Jan Dul then presented the IEA White paper on the future of ergonomics and the key ideas of how to ensure the future success of the profession. I will not elaborate more on this right now as he is presenting a more comprehensive cover of the topic as a keynote address at the congress after which I will give you some more details.


This bought the first day of the meeting to an end. Tomorrow is the main voting day where the new IEA executive committee will be elected as well as the venue for the 2018 IEA congress. It promises to be an interesting day. I will update you again tomorrow.

Time for a well deserved beer!

I type this as the carnival  goes past (although it is a week before the real event they spend the week before getting ready - so the main street has been closed off and there are a thousand people walking down the road).


Friday 10th February 2012

A warm welcome from Brazil. Although the conference doesn't officially start until Monday, there is alot happening in Recife this weekend. I will be arriving there this afternoon to attend the IEA council meeting on Saturday and Sunday. There are some important issues on the agenda for this meeting, so I will keep you updated. Saturday consists primarily of reports from the varioius executive members and the IEA subcommittees. Of particular interest here will be the report from the IDC subcommittee chaired by Barbara Silversteen and the 'future of Ergonomics' subcommittee chaired by Jan Dul.

On Sunday we will move to the voting items, including the new IEA executive. There are several candidates for most of the positions which is good news. There will also be voting for the venue for the IEA congress in 2018 with four countries via to host this event. It would be great if in years to come we could grow to a size to be a candidate country.

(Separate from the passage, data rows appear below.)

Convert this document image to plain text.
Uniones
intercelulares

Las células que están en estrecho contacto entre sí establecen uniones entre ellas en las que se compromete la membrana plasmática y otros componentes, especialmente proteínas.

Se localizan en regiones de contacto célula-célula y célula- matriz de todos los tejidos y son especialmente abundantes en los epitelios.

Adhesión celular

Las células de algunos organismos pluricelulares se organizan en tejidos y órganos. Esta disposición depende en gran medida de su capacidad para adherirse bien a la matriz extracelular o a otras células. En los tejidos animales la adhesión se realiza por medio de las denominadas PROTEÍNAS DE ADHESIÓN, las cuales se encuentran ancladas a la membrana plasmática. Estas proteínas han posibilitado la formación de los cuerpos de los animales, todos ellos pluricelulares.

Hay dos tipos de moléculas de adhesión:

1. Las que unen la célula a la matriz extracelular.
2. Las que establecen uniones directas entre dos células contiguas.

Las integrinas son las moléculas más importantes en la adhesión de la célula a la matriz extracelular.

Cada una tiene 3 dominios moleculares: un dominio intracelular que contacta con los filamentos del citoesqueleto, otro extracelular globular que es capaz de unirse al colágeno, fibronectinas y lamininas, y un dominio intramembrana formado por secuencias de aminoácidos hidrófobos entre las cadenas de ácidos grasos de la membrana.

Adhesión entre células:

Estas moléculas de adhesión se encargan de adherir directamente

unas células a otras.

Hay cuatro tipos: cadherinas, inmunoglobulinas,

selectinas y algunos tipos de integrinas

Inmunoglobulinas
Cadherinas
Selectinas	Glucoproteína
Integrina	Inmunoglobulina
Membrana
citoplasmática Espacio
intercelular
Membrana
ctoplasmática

There are some great sessions and keynote addresses at the conference, I will tell you more about these over the weekend. But as a taster, how about this for a powerhouse session:

S10 - Systems Ergonomics
Chair: John Wilson

Dynamic systems approach as basis for human oriented design
Ralph Bruder, Technical University of Darmstadt, Germany

Systems approaches to risk assessing healthcare, how far have we come?
Peter Buckle, Robens Institute, University of Nottingham, England

Sociotechnical systems approach to healthcare quality and patient safety
Pascale Carayon, University of Wisconsin-Madison, USA

Performance-based management and quality of work: an empirical assessment
Pierre Falzo, Adelaide Nascimento, Corinne Gaudart, Cécile Piney, Marie-Anne Dujarier, Jean-François Germe, National Conservatory of Arts and Crafts, France

Fundamentals of systems ergonomics
John R Wilson, University of Nottingham, UK

There are many such sessions and I will keep you updated as best I can.